The prime minister took a gamble by agreeing to appear. Like Ontario Premier Doug Ford, he could have finagled out of appearing by claiming parliamentary privilege, but he chose not to do that. Based on what I saw at Library and Archives Canada, the venue for the hearings, Trudeau’s gamble paid off. He came across as calm and reassured, his body language was relaxed and confident, and he sat alone on the stand throughout the proceedings. After the breaks, while people slowly returned to the meeting room, Trudeau sat on the stand on his own, literally a few feet away from the rest of us, and was just taking in the scene like any average Canadian would — except that here was the most powerful person in the country.
Perhaps it was not a surprise that an adept communicator like Trudeau came through questioning by the Commission’s lawyer with flying colours. It helped that he was thrown one soft ball after the other, which he deftly proceeded to bat out of the park. It was clear the prime minister was superbly briefed in advance of this hearing, clearing up the debris left by the lacklustre performance of previous government witnesses.
Trudeau uncannily judged the tone necessary to respond to each question, by turns either passionate or statesmanlike as the situation required. In response to the Commission counsel’s final question before the morning break, he used the opportunity for the perfect set piece to make his case for the emergency, ending his speech earnestly, “I am absolutely, absolutely serene and confident that I made the right choice in agreeing with the invocation.” He simultaneously managed to combine both empathy and strength in this tone. He was the guy who got the job done, with a smile on his face.
You can be briefed only up to a certain point, but Trudeau held his own while being cross-examined by the numerous lawyers for all the interested parties. What’s more, on occasion, he even anticipated the use that his testimony would be put to by counsel, and pre-emptively reacted. For example, when queried by the Saskatchewan counsel, comparing the timeline for the Emergencies Act consultation in the early days of the COVID-19 pandemic and the much more compressed timeline during the consultation during the Freedom Convoy protests, Trudeau, after the questions had ended, proactively explained why the consultation was shorter in the latter than the former. Here was a prime minister thinking on his feet.

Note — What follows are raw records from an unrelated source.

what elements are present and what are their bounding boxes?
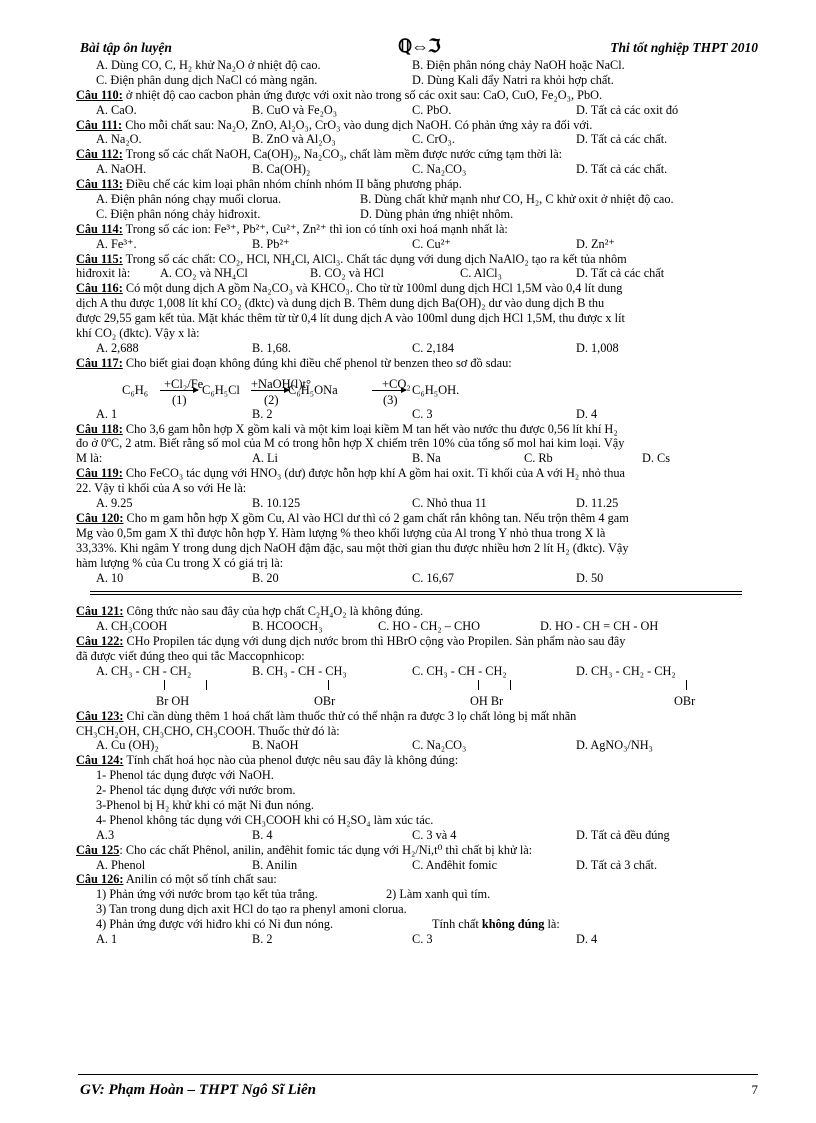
- item-124-4: 4- Phenol không tác dụng với CH₃COOH khi có H₂SO₄ làm xúc tác.: [96, 812, 434, 827]
- question-116: Câu 116: Có một dung dịch A gồm Na₂CO₃ và KHCO₃. Cho từ từ 100ml dung dịch HCl 1,5M vào 0,4 lít dung: [76, 281, 623, 296]
- question-120-line: Mg vào 0,5m gam X thì được hỗn hợp Y. Hàm lượng % theo khối lượng của Al trong Y nhỏ thua trong X là: [76, 525, 606, 540]
- question-124: Câu 124: Tính chất hoá học nào của phenol được nêu sau đây là không đúng:: [76, 753, 459, 768]
- substituents-122: Br OH OBr OH Br OBr: [156, 693, 696, 708]
- page-header: [80, 36, 758, 58]
- options-122: A. CH₃ - CH - CH₂ B. CH₃ - CH - CH₃ C. CH₃ - CH - CH₂ D. CH₃ - CH₂ - CH₂: [96, 663, 676, 678]
- question-122-line: đã được viết đúng theo qui tắc Maccopnhicop:: [76, 649, 305, 664]
- reaction-scheme: [76, 375, 756, 407]
- question-119: Câu 119: Cho FeCO₃ tác dụng với HNO₃ (dư) được hỗn hợp khí A gồm hai oxit. Tỉ khối của A với H₂ nhỏ thua: [76, 466, 625, 481]
- options-117: A. 1 B. 2 C. 3 D. 4: [96, 406, 598, 421]
- question-110: Câu 110: ở nhiệt độ cao cacbon phản ứng được với oxit nào trong số các oxit sau: CaO, CuO, Fe₂O₃, PbO.: [76, 87, 603, 102]
- bonds-122: [76, 679, 756, 694]
- arrow-2-reagent: +NaOH(l)t°: [251, 376, 311, 391]
- options-120: A. 10 B. 20 C. 16,67 D. 50: [96, 570, 604, 585]
- question-116-line: dịch A thu được 1,008 lít khí CO₂ (đktc) và dung dịch B. Thêm dung dịch Ba(OH)₂ dư vào dung dịch B thu: [76, 296, 605, 311]
- item-126-4: 4) Phản ứng được với hiđro khi có Ni đun nóng. Tính chất không đúng là:: [96, 917, 560, 932]
- arrow-1-step: (1): [172, 392, 187, 407]
- header-right: Thi tốt nghiệp THPT 2010: [610, 40, 758, 55]
- options-113a: A. Điện phân nóng chạy muối clorua. B. Dùng chất khử mạnh như CO, H₂, C khử oxit ở nhiệt độ cao.: [96, 192, 674, 207]
- item-126-3: 3) Tan trong dung dịch axit HCl do tạo ra phenyl amoni clorua.: [96, 902, 407, 917]
- question-123-line: CH₃CH₂OH, CH₃CHO, CH₃COOH. Thuốc thử đó là:: [76, 723, 340, 738]
- options-114: A. Fe³⁺. B. Pb²⁺ C. Cu²⁺ D. Zn²⁺: [96, 236, 615, 251]
- question-122: Câu 122: CHo Propilen tác dụng với dung dịch nước brom thì HBrO cộng vào Propilen. Sản phẩm nào sau đây: [76, 634, 626, 649]
- question-123: Câu 123: Chỉ cần dùng thêm 1 hoá chất làm thuốc thử có thể nhận ra được 3 lọ chất lỏng bị mất nhãn: [76, 708, 577, 723]
- options-119: A. 9.25 B. 10.125 C. Nhỏ thua 11 D. 11.25: [96, 496, 619, 511]
- question-121: Câu 121: Công thức nào sau đây của hợp chất C₂H₄O₂ là không đúng.: [76, 604, 424, 619]
- arrow-3-step: (3): [383, 392, 398, 407]
- question-120-line: 33,33%. Khi ngâm Y trong dung dịch NaOH đậm đặc, sau một thời gian thu được nhiều hơn 2 lít H₂ (đktc). Vậy: [76, 540, 629, 555]
- question-117: Câu 117: Cho biết giai đoạn không đúng khi điều chế phenol từ benzen theo sơ đồ sdau:: [76, 355, 512, 370]
- question-118-line: đo ở 0ºC, 2 atm. Biết rằng số mol của M có trong hỗn hợp X chiếm trên 10% của tổng số mol hai kim loại. Vậy: [76, 436, 625, 451]
- question-114: Câu 114: Trong số các ion: Fe³⁺, Pb²⁺, Cu²⁺, Zn²⁺ thì ion có tính oxi hoá mạnh nhất là:: [76, 221, 508, 236]
- question-112: Câu 112: Trong số các chất NaOH, Ca(OH)₂, Na₂CO₃, chất làm mềm được nước cứng tạm thời là:: [76, 147, 563, 162]
- question-120: Câu 120: Cho m gam hỗn hợp X gồm Cu, Al vào HCl dư thì có 2 gam chất rắn không tan. Nếu trộn thêm 4 gam: [76, 510, 629, 525]
- items-126a: 1) Phản ứng với nước brom tạo kết tủa trắng. 2) Làm xanh quì tím.: [96, 887, 491, 902]
- options-124: A.3 B. 4 C. 3 và 4 D. Tất cả đều đúng: [96, 827, 670, 842]
- options-118: M là: A. Li B. Na C. Rb D. Cs: [76, 451, 671, 466]
- option-line: C. Điện phân dung dịch NaCl có màng ngăn. D. Dùng Kali đẩy Natri ra khỏi hợp chất.: [96, 72, 614, 87]
- options-115: hiđroxit là: A. CO₂ và NH₄Cl B. CO₂ và HCl C. AlCl₃ D. Tất cả các chất: [76, 266, 665, 281]
- question-113: Câu 113: Điều chế các kim loại phân nhóm chính nhóm II bằng phương pháp.: [76, 177, 462, 192]
- header-left: Bài tập ôn luyện: [80, 40, 172, 55]
- arrow-3-reagent: +CO₂: [382, 376, 411, 391]
- question-116-line: khí CO₂ (đktc). Vậy x là:: [76, 326, 200, 341]
- questions-body: [76, 58, 756, 947]
- question-120-line: hàm lượng % của Cu trong X có giá trị là:: [76, 555, 284, 570]
- options-125: A. Phenol B. Anilin C. Anđêhit fomic D. Tất cả 3 chất.: [96, 857, 658, 872]
- species-chlorobenzene: C₆H₅Cl: [202, 382, 240, 397]
- footer-author: GV: Phạm Hoàn – THPT Ngô Sĩ Liên: [80, 1082, 316, 1098]
- item-124-1: 1- Phenol tác dụng được với NaOH.: [96, 768, 274, 783]
- species-phenol: C₆H₅OH.: [412, 382, 460, 397]
- options-111: A. Na₂O. B. ZnO và Al₂O₃ C. CrO₃. D. Tất cả các chất.: [96, 132, 668, 147]
- options-112: A. NaOH. B. Ca(OH)₂ C. Na₂CO₃ D. Tất cả các chất.: [96, 162, 668, 177]
- header-ornament: ℚ⇔ℑ: [398, 36, 440, 56]
- options-116: A. 2,688 B. 1,68. C. 2,184 D. 1,008: [96, 340, 619, 355]
- species-benzene: C₆H₆: [122, 382, 149, 397]
- arrow-2-step: (2): [264, 392, 279, 407]
- options-113b: C. Điện phân nóng chảy hiđroxit. D. Dùng phản ứng nhiệt nhôm.: [96, 206, 514, 221]
- page-number: 7: [751, 1082, 758, 1097]
- option-line: A. Dùng CO, C, H₂ khử Na₂O ở nhiệt độ cao. B. Điện phân nóng chảy NaOH hoặc NaCl.: [96, 58, 625, 72]
- question-126: Câu 126: Anilin có một số tính chất sau:: [76, 872, 277, 887]
- question-115: Câu 115: Trong số các chất: CO₂, HCl, NH₄Cl, AlCl₃. Chất tác dụng với dung dịch NaAlO₂ tạo ra kết tủa nhôm: [76, 251, 627, 266]
- species-sodium-phenoxide: C₆H₅ONa: [288, 382, 338, 397]
- arrow-1-reagent: +Cl₂/Fe: [164, 376, 204, 391]
- options-126: A. 1 B. 2 C. 3 D. 4: [96, 931, 598, 946]
- options-121: A. CH₃COOH B. HCOOCH₃ C. HO - CH₂ – CHO D. HO - CH = CH - OH: [96, 619, 659, 634]
- question-119-line: 22. Vậy tỉ khối của A so với He là:: [76, 481, 247, 496]
- question-118: Câu 118: Cho 3,6 gam hỗn hợp X gồm kali và một kim loại kiềm M tan hết vào nước thu được 0,56 lít khí H₂: [76, 421, 618, 436]
- footer-rule: [78, 1074, 758, 1075]
- section-divider: [76, 591, 756, 599]
- question-116-line: được 29,55 gam kết tủa. Mặt khác thêm từ từ 0,4 lít dung dịch A vào 100ml dung dịch HCl 1,5M, thu được x lít: [76, 311, 625, 326]
- item-124-3: 3-Phenol bị H₂ khử khi có mặt Ni đun nóng.: [96, 797, 314, 812]
- question-111: Câu 111: Cho mỗi chất sau: Na₂O, ZnO, Al₂O₃, CrO₃ vào dung dịch NaOH. Có phản ứng xảy ra đối với.: [76, 117, 593, 132]
- item-124-2: 2- Phenol tác dụng được với nước brom.: [96, 783, 296, 798]
- question-125: Câu 125: Cho các chất Phênol, anilin, anđêhit fomic tác dụng với H₂/Ni,t⁰ thì chất bị khử là:: [76, 842, 533, 857]
- options-123: A. Cu (OH)₂ B. NaOH C. Na₂CO₃ D. AgNO₃/NH₃: [96, 738, 653, 753]
- options-110: A. CaO. B. CuO và Fe₂O₃ C. PbO. D. Tất cả các oxit đó: [96, 102, 679, 117]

Two lessons emerged. First, those who dislike or don’t share either Trudeau’s politics or policies, and that often includes me, shouldn’t make the mistake that his privileged and sheltered upbringing, and the coterie of smart advisers surrounding him, imply that he’s an intellectual lightweight. If there were any doubt, he proved testifying before the commission that he’s nobody’s fool. Second, Trudeau proved once again that he’s the ultimate Teflon man, to which no sin or error sticks for very long. To his supporters, he no doubt came through as a ministering angel, and even his critics will have to concede that he made the best possible case for the government’s emergency — without actually saying anything terribly specific.
Here’s the rub. If the commission were about who gave the best presentation, Trudeau would be walking home with the Oscar — but it’s not. Ultimately, Commissioner Paul Rouleau will have to decide if the invocation of the Emergencies Act met the necessary legal threshold.

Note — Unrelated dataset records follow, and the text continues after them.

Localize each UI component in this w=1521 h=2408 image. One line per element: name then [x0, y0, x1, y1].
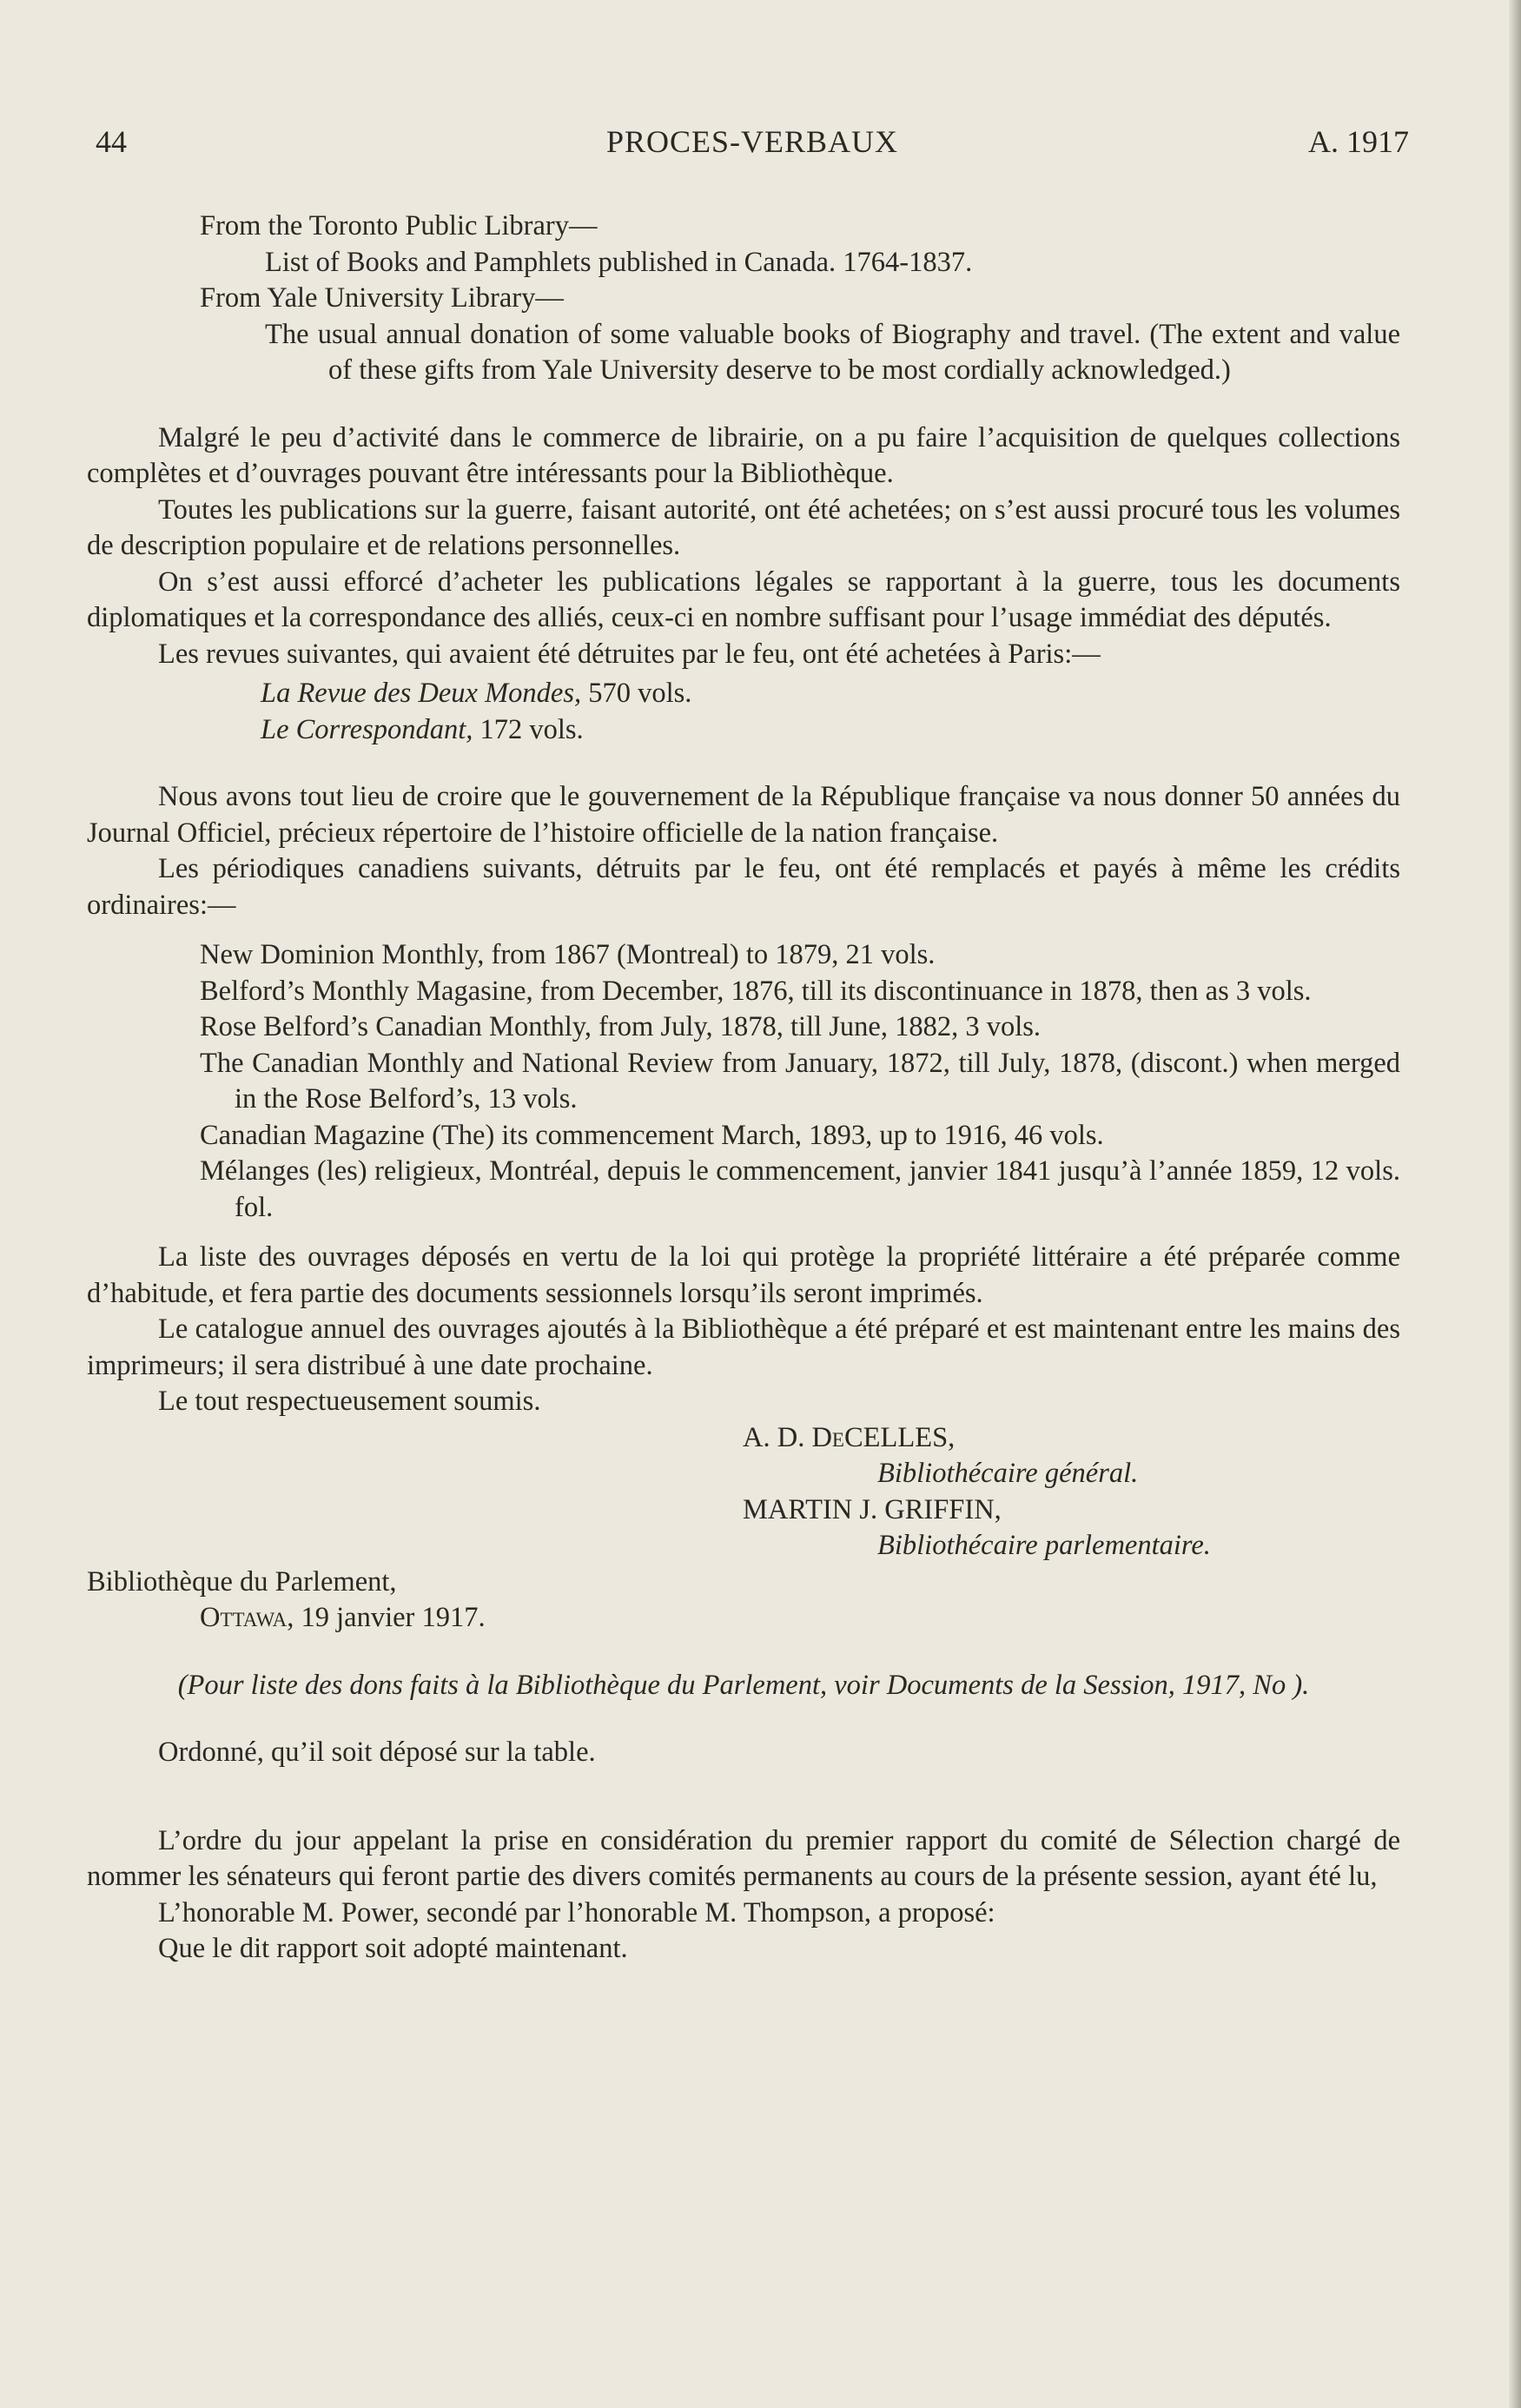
signatory-title: Bibliothécaire général.: [877, 1458, 1139, 1489]
periodical-item: Mélanges (les) religieux, Montréal, depuis le commencement, janvier 1841 jusqu’à l’année 1859, 12 vols. fol.: [200, 1155, 1400, 1223]
review-title: Le Correspondant,: [261, 713, 473, 745]
note: (Pour liste des dons faits à la Bibliothèque du Parlement, voir Documents de la Session, 1917, No ).: [177, 1669, 1310, 1701]
donor-line: From the Toronto Public Library—: [200, 210, 598, 241]
paragraph: La liste des ouvrages déposés en vertu de la loi qui protège la propriété littéraire a été préparée comme d’habitude, et fera partie des documents sessionnels lorsqu’ils seront imprimés.: [87, 1241, 1400, 1309]
paragraph: L’ordre du jour appelant la prise en considération du premier rapport du comité de Sélection chargé de nommer les sénateurs qui feront partie des divers comités permanents au cours de la présente session, ayant été lu,: [87, 1824, 1400, 1892]
page-body: [87, 208, 1400, 1968]
donor-line: From Yale University Library—: [200, 282, 564, 314]
donation-item: The usual annual donation of some valuable books of Biography and travel. (The extent and value of these gifts from Yale University deserve to be most cordially acknowledged.): [265, 318, 1400, 386]
signatory-name: A. D. DeCELLES,: [743, 1421, 956, 1453]
paragraph: Les revues suivantes, qui avaient été détruites par le feu, ont été achetées à Paris:—: [158, 638, 1101, 670]
paragraph: Le catalogue annuel des ouvrages ajoutés à la Bibliothèque a été préparé et est maintenant entre les mains des imprimeurs; il sera distribué à une date prochaine.: [87, 1313, 1400, 1381]
periodical-item: Canadian Magazine (The) its commencement March, 1893, up to 1916, 46 vols.: [200, 1119, 1104, 1151]
running-title: PROCES-VERBAUX: [605, 124, 899, 159]
periodical-item: Belford’s Monthly Magasine, from December, 1876, till its discontinuance in 1878, then as 3 vols.: [200, 975, 1312, 1007]
paragraph: L’honorable M. Power, secondé par l’honorable M. Thompson, a proposé:: [158, 1896, 995, 1928]
paragraph: Malgré le peu d’activité dans le commerce de librairie, on a pu faire l’acquisition de quelques collections complètes et d’ouvrages pouvant être intéressants pour la Bibliothèque.: [87, 421, 1400, 489]
page-number: 44: [96, 124, 127, 159]
paragraph: Toutes les publications sur la guerre, faisant autorité, ont été achetées; on s’est aussi procuré tous les volumes de description populaire et de relations personnelles.: [87, 493, 1400, 561]
review-volumes: 570 vols.: [581, 678, 692, 709]
date-line: Ottawa, 19 janvier 1917.: [200, 1602, 486, 1633]
periodical-item: New Dominion Monthly, from 1867 (Montreal) to 1879, 21 vols.: [200, 939, 936, 970]
paragraph: Que le dit rapport soit adopté maintenant.: [158, 1933, 628, 1964]
order-line: Ordonné, qu’il soit déposé sur la table.: [158, 1737, 596, 1768]
paragraph: Nous avons tout lieu de croire que le gouvernement de la République française va nous donner 50 années du Journal Officiel, précieux répertoire de l’histoire officielle de la nation française.: [87, 781, 1400, 849]
donation-item: List of Books and Pamphlets published in Canada. 1764-1837.: [265, 246, 973, 278]
place-line: Bibliothèque du Parlement,: [87, 1565, 397, 1598]
page-edge-shadow: [1509, 0, 1521, 2408]
signatory-name: MARTIN J. GRIFFIN,: [743, 1493, 1002, 1525]
review-item: [87, 676, 1400, 712]
session-year: A. 1917: [1308, 124, 1409, 159]
signatory-title: Bibliothécaire parlementaire.: [877, 1530, 1211, 1561]
review-volumes: 172 vols.: [473, 713, 584, 745]
review-item: [87, 712, 1400, 749]
periodical-item: Rose Belford’s Canadian Monthly, from July, 1878, till June, 1882, 3 vols.: [200, 1011, 1042, 1042]
closing-line: Le tout respectueusement soumis.: [158, 1386, 541, 1417]
paragraph: On s’est aussi efforcé d’acheter les publications légales se rapportant à la guerre, tous les documents diplomatiques et la correspondance des alliés, ceux-ci en nombre suffisant pour l’usage immédiat des députés.: [87, 566, 1400, 633]
running-header: [96, 123, 1409, 167]
periodical-item: The Canadian Monthly and National Review from January, 1872, till July, 1878, (discont.) when merged in the Rose Belford’s, 13 vols.: [200, 1047, 1400, 1115]
paragraph: Les périodiques canadiens suivants, détruits par le feu, ont été remplacés et payés à même les crédits ordinaires:—: [87, 853, 1400, 921]
review-title: La Revue des Deux Mondes,: [261, 678, 582, 709]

Like Hamlet without the Danish prince, he’ll have to make his determination without seeing the legal rationale that the government claims it had but couldn’t hand over due to “Cabinet confidentiality.”
The reality is, no matter what Rouleau says in his final report, Trudeau’s Liberals, with the support of his friends, Jagmeet Singh and the NDP, will safely be able to put the report on a shelf to gather dust, in the hopes that public interest in the issue will dissipate before the next election, not due until the fall of 2025. That’s a long time for the headlines to be captured by other issues.
Which brings us to the question of accountability and checks and balances, both areas where our Westminster system is exceedingly weak. A U.S. president, for example, can be investigated by an independent counsel and is subject to impeachment by Congress. In our system, in which the legislature and the executive are joined at the hip, there’s no real danger of a prime minister with a majority, or in this case a de facto majority, facing any real sanction.
The ultimate, and really only, sanction in the Westminster system is at the ballot box, and voters carry about many issues. In my judgment, Trudeau certainly hasn’t hurt his chances of being re-elected — yet again — by his impressive performance at the commission.
HE CAME ACROSS AS CALM AND REASSURED, HIS BODY LANGUAGE WAS RELAXED.